Chronique du vendredi / L’école de nos besoins versus les besoins de nos écoles

D’où la décision de créer les quatre universités suivantes à Bamako sans préjudice des projets de création d’universités dans nos régions : l’Université des Sciences Sociales et de Gestion de Bamako(Usgb) ;  l’Université des Lettres et des Sciences Humaines de Bamako (Ulshb) ; l’Université des Sciences, des Techniques et des Technologies de Bamako (Usttb) ; l’Université des Sciences Juridiques et Politiques de Bamako (Usjpb). Force est d’admettre que la mesure peut aider à une meilleure gouvernance de l’école et de l’enseignement supérieure. Car les ingrédients de la performance sont là : spécialisation, proximité, ratio encadreurs-encadrés. Et pour le gouvernement, l’effet cascade de la mesure est garanti : des universités mieux gérées impulseront «  une nouvelle dynamique dans l’enseignement, la formation et la recherche ». En attendant, plusieurs aspects mériteraient d’être abordés. D’abord, la date d’entrée en vigueur de la mesure. Il serait étonnant, sauf si le gouvernement était déjà fin prêt pour cela, que le décret d’application soit pris pour la rentrée académique qui s’annonce.
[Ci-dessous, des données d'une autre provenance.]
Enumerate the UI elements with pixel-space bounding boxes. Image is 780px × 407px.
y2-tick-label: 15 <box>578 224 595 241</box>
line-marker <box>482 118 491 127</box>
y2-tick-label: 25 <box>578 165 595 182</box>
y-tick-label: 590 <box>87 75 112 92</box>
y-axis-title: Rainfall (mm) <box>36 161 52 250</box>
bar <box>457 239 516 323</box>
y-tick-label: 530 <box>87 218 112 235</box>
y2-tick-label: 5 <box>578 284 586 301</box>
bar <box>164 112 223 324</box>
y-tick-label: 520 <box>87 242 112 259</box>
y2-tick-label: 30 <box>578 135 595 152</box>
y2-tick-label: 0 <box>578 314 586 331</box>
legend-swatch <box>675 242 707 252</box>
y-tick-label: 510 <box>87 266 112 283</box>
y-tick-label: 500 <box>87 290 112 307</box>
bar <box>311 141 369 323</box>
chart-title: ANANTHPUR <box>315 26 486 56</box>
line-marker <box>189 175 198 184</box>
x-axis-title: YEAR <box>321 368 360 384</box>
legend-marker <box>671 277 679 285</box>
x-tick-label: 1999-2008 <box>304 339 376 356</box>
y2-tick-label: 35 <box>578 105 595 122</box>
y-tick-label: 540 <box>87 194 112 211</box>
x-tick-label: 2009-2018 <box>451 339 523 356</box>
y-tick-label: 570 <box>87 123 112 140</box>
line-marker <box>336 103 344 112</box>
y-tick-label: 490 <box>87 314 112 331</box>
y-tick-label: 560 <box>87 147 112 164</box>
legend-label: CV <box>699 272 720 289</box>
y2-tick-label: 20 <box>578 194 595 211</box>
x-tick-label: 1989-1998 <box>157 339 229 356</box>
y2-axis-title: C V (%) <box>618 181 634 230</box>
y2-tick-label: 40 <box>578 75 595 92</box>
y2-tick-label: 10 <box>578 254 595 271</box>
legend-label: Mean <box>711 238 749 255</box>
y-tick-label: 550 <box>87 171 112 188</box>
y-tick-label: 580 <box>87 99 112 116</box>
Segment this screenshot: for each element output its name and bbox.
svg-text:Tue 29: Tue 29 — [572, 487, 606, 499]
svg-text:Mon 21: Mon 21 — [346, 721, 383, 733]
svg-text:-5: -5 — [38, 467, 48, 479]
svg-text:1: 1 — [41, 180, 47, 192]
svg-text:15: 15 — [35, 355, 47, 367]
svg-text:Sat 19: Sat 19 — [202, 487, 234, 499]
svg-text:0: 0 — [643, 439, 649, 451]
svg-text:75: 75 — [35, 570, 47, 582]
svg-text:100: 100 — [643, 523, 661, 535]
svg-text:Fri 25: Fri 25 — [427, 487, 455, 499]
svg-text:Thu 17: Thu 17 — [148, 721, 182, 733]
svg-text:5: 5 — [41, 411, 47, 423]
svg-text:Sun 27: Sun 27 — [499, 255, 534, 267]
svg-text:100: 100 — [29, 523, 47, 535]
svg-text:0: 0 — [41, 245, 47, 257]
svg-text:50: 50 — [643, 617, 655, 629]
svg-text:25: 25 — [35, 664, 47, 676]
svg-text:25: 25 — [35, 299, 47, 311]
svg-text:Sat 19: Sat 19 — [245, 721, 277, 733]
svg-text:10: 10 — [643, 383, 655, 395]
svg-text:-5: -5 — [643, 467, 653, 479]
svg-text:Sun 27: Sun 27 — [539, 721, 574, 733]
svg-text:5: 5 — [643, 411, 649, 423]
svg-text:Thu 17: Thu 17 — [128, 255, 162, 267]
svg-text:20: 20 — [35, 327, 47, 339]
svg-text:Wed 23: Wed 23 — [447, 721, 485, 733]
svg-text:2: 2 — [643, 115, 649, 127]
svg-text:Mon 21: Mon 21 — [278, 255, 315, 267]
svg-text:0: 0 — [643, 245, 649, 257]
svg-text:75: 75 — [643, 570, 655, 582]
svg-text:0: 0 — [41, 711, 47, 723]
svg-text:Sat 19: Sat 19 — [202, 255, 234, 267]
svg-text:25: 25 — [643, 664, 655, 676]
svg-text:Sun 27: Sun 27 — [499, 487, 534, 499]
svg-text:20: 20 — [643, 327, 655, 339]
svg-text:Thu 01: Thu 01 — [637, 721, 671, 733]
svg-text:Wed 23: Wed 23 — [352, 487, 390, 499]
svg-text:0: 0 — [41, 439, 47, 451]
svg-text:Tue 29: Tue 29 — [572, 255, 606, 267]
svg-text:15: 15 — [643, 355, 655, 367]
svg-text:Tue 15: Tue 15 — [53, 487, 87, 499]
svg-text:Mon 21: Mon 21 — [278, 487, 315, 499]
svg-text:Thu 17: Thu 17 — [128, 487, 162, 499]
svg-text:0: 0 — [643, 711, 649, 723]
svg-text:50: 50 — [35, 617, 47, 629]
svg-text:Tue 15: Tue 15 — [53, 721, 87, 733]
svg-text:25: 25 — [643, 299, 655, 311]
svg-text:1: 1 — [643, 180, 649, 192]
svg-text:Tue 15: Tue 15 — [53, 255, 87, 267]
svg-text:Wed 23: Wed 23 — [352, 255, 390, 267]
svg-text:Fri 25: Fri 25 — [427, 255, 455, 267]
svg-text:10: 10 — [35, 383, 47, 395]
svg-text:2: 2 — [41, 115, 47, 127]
Ensuite, la question normative n’est pas évitable : l’université, par définition, est là où tout s’apprend. Or,  même si la mesure gouvernementale découle du principe de la subsidiarité, elle a, à priori, la faiblesse de faire comme du cantonnement. La conséquence, c’est que les nouvelles universités compteront moins de facultés qu’ailleurs. Et c’est peut-être pour ne pas avoir plusieurs facultés de lettres par exemple, que le gouvernement n’a pas cru devoir opter pour le modèle parisien. Le défi à cet égard sera donc de faire en sorte que le projet ne scinde plus l’université de Bamako qu’elle n’en donne authentiquement quatre. Dernier point de débat : s’il est évident que la gouvernance de l’école peut sortir renforcée de l’application de la nouvelle formule, il est en revanche difficile d’imaginer comment la formation donnée sera plus adaptée au marché de l’emploi que celle de maintenant. Y-a-t-il  des projets portant sur de nouvelles filières ? Le cas échéant, c’est bien la preuve que le ministère très stratégique de l’éducation doit communiquer.

Et communiquer n’est pas forcément coloniser la télé, mais transmettre le message qu’il faut, dans la langue qu’il faut et à la cible qu’il faut. La pierre d’achoppement traditionnelle en somme et que l’on peut encore retrouver dans quelques semaines où l’université est supposée rouvrir, en corrigeant les faiblesses du passé. De toutes les manières, la question de l’emploi n’est pas réglée avec l’université : elle l’est surtout avec l’enseignement professionnel. Le plus petit ouvrier togolais et ghanéen que nous utilisons à Bamako est détenteur de Certificat d’Aptitude Professionnelle. Les diplômés nationaux sont où ? Réponse : dans les filières longues.

C’est-à-dire à l’université, apprenant les maths, la physique, le russe ou l’allemand si ce n’est le droit ou la gestion. Il ne s’agit pas de rejeter ici le bébé avec l’eau du bain. La mesure gouvernementale mérite qu’on lui donne ses chances. Toutefois, il ne faut pas prendre le taureau pour ses cornes : le mal est bien plus profond et l’absolue nécessité de reformater l’école passe une application méthodique, évaluée et communiqué du plan issu du Forum sur l’Ecole.

Sans quoi, nous serions en train de former à chaque fois une commission ou une structure pour régler des problèmes qui peuvent être d’ordre humain. Clémenceau avait eu cette formule que nous répétons chaque fois que l’occasion s’en présente : « un chameau est un cheval dessiné par une commission ». Souhaitons cependant pour notre école que les problèmes que la nouvelle mesure prétend corriger relèvent plus de facteurs  structurels qu’anthropiques  de notre champ du savoir qui, il n’y a pas d’autres mots, se désertifie.